There is a great podcast to follow by Tara Brach. It’s very free-minded, free-spirited thinking (which is awesome) and in addition to that she gives really great sound wisdom. She references an older movie in one of her podcast that really resonated with me. I can’t remember the name of it and my story might be off so don’t judge. (LOL) It also might make no sense at first but I’ll bring it around so just be patient with me.
So the story goes…
There was a wild horse that multiple trainers had worked with but none could tame. Everyone had given up on the horse because it had injured multiple trainers and it just seemed like it would never “get it right” (sound familiar to the way we think). One trainer decided that he wasn’t going to quit on the horse unless the horse quit on itself. He worked with the horse and started building a trusting relationship. After some time the horse began to follow commands and develop a sense of self. It was taming the wild inside by building a trust with a kindred spirit. One day something scared the horse and it went wild. It bucked the trainer off and went tearing through the fields. It was scared and the only way it knew how to behave was to use it’s old familiar ways to embrace all the fear that was inside. The trainer, rather than chasing the horse, calming sat down in a humble, open position. He stayed there until finally the horse returned. The horse came back and found the trusting arms of someone who provided unconditional love. The horse learned in that moment (I’m assuming since horse’s don’t speak English, they speak Horsshian) that he was safe.
How does this relate to us in our moments of crisis? We are the HORSE and the TRAINER.
As the horse, we have to allow ourselves to experience the space where we overreact, run wild, hurt, scream, get enraged, and grieve. We have to create a safe space within where we can acknowledge and validate that our feelings are very real. If we deny ourselves the truth then we try to fit a square peg in a round hole. We learn resentment and our fields quickly become fenced in.
As the trainer, we need to not judge ourselves for experiencing great fear and shame. We need to validate that something in us is broken enough to trigger our untamed heart. We need to provide love and compassion to the brokenness in us so that when we return we can repair what is broken.
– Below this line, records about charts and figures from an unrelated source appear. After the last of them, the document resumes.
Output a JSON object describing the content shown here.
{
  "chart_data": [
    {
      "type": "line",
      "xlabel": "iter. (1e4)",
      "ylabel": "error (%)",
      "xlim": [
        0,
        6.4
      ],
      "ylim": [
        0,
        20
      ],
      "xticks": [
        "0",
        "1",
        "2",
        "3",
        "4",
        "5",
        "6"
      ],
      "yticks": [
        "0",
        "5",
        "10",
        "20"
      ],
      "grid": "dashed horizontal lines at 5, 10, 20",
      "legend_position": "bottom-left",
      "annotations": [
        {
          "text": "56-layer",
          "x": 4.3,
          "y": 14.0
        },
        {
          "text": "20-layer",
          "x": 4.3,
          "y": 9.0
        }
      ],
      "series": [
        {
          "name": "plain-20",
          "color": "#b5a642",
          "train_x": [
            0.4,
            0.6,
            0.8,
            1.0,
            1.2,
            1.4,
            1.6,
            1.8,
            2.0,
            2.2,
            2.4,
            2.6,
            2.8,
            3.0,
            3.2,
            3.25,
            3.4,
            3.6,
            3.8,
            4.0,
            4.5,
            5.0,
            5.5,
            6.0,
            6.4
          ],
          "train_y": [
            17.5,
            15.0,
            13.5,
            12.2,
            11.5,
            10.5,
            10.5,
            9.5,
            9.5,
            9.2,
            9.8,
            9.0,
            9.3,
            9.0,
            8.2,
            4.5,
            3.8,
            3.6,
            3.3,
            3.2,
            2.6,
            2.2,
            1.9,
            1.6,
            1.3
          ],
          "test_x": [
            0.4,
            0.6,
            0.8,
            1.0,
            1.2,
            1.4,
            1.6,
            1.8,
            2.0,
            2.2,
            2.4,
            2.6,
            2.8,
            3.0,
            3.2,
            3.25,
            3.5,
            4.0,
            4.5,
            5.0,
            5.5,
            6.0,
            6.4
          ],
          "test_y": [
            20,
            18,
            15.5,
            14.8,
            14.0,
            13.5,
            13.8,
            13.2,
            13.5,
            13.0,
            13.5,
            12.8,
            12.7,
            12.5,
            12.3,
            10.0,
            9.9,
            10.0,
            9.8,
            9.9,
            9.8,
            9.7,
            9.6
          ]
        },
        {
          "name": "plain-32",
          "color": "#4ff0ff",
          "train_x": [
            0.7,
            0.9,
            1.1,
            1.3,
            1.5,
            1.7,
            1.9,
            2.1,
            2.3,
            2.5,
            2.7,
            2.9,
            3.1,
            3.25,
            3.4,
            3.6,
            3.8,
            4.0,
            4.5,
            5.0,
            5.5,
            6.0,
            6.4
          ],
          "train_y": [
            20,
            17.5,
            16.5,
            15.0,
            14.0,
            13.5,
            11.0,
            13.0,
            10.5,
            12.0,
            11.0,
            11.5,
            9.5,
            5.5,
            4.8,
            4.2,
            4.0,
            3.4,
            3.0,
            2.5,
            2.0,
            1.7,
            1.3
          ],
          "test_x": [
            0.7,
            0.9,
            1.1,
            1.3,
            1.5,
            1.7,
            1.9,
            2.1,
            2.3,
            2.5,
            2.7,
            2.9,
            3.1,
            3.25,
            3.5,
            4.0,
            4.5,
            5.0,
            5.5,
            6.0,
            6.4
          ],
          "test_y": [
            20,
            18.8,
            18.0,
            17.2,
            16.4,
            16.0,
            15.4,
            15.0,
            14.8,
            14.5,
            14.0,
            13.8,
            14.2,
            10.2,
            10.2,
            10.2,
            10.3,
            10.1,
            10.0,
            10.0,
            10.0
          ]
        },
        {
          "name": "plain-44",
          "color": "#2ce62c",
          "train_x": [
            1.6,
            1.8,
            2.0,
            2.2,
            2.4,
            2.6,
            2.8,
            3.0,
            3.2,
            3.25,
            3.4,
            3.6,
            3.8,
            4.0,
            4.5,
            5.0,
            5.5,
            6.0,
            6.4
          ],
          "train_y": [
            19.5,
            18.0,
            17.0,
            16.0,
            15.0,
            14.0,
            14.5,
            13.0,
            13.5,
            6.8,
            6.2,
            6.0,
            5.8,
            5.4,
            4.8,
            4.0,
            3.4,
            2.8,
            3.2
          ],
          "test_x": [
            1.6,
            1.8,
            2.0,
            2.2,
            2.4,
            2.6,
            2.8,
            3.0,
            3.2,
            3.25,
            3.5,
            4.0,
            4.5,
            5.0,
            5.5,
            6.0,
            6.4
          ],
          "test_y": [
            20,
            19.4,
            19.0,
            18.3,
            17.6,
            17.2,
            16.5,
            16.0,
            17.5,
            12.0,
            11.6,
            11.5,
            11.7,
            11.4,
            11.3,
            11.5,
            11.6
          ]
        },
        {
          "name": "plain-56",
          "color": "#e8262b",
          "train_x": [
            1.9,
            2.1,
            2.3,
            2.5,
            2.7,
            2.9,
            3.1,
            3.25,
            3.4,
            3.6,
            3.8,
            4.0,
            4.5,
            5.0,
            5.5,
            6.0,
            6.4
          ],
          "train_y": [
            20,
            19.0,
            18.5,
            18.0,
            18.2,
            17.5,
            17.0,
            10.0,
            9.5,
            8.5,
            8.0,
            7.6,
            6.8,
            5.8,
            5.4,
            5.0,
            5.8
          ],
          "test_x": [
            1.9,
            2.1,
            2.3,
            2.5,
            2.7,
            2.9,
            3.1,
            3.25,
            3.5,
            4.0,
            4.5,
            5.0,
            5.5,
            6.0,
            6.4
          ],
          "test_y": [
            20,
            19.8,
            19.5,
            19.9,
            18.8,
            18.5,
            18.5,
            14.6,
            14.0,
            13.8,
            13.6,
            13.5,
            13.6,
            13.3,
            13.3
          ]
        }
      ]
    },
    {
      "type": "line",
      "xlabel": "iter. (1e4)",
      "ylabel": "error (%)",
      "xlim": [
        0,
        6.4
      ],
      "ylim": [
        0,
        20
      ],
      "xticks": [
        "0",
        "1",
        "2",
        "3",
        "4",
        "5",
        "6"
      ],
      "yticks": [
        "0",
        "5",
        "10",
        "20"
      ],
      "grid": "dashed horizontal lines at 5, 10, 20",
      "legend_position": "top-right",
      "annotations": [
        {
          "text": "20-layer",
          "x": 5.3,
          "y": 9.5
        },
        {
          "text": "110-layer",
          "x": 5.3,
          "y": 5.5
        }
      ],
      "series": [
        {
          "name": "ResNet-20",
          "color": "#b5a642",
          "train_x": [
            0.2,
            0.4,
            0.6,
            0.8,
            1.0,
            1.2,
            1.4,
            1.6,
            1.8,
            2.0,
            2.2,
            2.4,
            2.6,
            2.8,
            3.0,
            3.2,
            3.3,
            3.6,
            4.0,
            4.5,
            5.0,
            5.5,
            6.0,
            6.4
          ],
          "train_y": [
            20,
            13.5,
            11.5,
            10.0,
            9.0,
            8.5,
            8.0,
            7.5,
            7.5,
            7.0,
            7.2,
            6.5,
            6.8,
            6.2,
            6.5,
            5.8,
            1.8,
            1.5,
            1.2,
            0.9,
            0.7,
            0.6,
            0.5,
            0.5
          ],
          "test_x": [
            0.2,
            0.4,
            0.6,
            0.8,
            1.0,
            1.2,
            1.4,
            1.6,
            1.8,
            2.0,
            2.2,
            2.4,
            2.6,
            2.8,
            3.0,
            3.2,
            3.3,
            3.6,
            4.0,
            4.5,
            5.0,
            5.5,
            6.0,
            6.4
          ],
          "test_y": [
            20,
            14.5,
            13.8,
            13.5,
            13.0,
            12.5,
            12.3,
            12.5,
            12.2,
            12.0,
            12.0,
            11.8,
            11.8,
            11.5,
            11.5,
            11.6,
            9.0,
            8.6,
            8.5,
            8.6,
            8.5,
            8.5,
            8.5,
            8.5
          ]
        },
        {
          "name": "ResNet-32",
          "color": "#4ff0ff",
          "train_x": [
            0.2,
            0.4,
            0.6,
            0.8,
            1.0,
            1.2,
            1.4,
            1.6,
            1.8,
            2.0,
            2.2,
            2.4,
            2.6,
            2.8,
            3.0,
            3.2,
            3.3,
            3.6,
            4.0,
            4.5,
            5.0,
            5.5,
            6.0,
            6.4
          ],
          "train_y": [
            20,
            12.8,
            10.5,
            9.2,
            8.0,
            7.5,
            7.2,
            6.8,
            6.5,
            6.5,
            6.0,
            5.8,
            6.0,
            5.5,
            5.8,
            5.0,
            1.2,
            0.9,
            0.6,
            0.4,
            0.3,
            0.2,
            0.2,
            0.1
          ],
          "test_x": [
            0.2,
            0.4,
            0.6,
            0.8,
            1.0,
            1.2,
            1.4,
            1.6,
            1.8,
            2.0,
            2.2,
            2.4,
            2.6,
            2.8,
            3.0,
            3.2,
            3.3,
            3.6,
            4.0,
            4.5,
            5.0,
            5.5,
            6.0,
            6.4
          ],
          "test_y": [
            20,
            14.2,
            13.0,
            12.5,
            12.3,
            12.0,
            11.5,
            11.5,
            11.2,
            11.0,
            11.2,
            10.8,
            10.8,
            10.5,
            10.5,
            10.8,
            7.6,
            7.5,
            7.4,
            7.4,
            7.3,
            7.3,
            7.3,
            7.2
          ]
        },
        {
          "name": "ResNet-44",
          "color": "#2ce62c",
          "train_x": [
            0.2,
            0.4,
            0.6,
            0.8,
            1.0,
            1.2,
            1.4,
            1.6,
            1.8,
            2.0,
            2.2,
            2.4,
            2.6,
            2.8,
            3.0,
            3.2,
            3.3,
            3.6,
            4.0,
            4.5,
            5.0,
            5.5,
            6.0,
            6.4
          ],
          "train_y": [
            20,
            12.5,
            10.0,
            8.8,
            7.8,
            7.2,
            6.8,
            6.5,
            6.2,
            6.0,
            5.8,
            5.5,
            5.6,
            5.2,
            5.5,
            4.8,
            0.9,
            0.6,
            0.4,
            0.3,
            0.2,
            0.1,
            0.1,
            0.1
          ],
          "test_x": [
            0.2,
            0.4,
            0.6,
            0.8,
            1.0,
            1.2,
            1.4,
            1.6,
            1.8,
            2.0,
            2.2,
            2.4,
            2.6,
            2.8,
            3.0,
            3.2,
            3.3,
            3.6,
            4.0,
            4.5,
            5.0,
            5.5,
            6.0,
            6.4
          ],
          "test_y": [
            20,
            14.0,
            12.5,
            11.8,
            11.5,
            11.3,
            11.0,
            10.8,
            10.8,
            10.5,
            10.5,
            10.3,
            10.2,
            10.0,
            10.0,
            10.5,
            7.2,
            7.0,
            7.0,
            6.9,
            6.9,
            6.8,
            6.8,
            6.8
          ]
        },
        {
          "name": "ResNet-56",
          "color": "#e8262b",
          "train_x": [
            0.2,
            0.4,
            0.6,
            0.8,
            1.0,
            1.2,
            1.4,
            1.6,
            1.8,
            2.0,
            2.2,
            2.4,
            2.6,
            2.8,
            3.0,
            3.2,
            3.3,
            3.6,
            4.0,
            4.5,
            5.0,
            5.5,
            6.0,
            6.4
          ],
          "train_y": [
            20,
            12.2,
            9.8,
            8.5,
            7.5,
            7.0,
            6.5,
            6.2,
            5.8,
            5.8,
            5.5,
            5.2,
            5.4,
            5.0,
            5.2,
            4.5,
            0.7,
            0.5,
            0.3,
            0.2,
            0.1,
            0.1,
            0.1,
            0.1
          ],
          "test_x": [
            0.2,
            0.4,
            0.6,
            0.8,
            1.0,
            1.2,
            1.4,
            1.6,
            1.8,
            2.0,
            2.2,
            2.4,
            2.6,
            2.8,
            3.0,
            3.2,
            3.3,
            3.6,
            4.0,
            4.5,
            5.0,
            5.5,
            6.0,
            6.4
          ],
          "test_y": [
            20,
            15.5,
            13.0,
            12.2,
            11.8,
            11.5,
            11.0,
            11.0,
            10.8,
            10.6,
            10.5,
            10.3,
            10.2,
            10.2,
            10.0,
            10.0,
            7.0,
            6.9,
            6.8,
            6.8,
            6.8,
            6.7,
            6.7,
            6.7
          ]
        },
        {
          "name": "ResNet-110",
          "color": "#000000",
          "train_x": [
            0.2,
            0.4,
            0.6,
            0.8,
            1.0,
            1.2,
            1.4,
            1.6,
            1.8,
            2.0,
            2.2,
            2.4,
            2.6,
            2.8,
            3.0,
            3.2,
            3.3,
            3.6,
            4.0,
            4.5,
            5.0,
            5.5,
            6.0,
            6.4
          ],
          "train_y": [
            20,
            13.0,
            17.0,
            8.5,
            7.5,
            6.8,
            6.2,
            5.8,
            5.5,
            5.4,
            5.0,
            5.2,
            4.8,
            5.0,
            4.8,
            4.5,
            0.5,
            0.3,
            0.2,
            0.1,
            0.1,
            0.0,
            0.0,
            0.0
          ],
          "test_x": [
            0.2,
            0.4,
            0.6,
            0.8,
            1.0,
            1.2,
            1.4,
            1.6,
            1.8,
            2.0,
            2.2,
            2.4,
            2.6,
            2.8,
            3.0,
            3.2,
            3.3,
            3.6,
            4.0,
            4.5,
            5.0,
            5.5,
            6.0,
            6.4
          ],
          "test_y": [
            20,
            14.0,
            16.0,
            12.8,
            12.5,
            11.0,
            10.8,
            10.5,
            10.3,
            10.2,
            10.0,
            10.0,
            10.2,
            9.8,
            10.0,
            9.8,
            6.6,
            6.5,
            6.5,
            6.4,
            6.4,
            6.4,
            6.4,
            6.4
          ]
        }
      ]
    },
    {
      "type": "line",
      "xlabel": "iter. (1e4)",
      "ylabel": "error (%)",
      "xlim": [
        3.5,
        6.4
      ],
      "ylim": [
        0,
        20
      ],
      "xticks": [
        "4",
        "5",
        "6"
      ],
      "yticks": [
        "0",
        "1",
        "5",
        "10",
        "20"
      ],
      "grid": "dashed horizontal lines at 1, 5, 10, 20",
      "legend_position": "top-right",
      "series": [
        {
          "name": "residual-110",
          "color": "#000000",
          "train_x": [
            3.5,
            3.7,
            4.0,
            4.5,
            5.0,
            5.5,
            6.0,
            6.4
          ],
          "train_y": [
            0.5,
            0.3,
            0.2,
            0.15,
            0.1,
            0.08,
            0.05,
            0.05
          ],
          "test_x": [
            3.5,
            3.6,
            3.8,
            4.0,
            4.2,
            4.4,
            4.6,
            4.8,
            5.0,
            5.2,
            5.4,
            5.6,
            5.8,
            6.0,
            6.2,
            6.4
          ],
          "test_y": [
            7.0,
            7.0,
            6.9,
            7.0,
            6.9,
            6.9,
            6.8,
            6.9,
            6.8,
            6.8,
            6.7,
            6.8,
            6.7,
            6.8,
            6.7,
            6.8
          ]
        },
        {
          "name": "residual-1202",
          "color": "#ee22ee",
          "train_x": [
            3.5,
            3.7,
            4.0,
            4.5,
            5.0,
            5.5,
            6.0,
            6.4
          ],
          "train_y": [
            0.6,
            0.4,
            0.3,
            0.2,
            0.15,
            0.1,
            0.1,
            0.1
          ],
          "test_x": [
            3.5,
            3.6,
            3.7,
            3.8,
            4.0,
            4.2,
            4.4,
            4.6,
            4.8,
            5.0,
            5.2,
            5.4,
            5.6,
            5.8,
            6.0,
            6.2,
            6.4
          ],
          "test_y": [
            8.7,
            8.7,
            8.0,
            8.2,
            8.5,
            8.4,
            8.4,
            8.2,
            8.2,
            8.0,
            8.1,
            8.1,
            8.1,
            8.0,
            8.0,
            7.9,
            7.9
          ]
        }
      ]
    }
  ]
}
We must build a trusting relationship with ourselves so that we can truly heal those things in us that continue to keep us lost.
The best way I can bring this home is to reference my relationship with my dachshund, Oscar. He’s a rescue and when we first got him he was a bit aggressive. He would snap and go wild on us. He showed his teeth often and would try to bite us. At first I was like, “RETURN HIM”! (of course I would never) but the more I learned the more I realized I needed to provide a space for him to grieve whatever happened to him with his previous owners. It breaks my heart to think of the things that caused him to feel that way around humans. My heart became a sponge and I just wanted to soak up the hurt from him and provide him with love. Now Oscar is one of the most loyal, sweet, loving dogs I’ve ever owned.
Why can’t I feel that same compassion for myself as I do for Oscar? Why can’t we all do that for ourselves? Are we not as important?
As I’ve been taking a look at my life (with more intense focus) I’ve realized that I need to be very aware of the space I provide for the “wild man” that dwells within me. Now when I have my moments, I stop, take a deep breath and create that space. I watch my temper tantrum happen and I provide love and compassion for myself. It is just ONE MOMENT (now it might happen over and over and over again) but every time I provide that love for myself I build trust. It takes time but the more you practice the stronger you become. You also find wisdom and grace for others as you learn to love yourself.
What does your space look like? What are some things you can do next time when you are trapped in your mind that will bring you back to trust and unconditional love? Take time to think about this and be good to yourself.
GO DO SOMETHING GREAT FOR SOMEONE AND LOVE THEM!!!!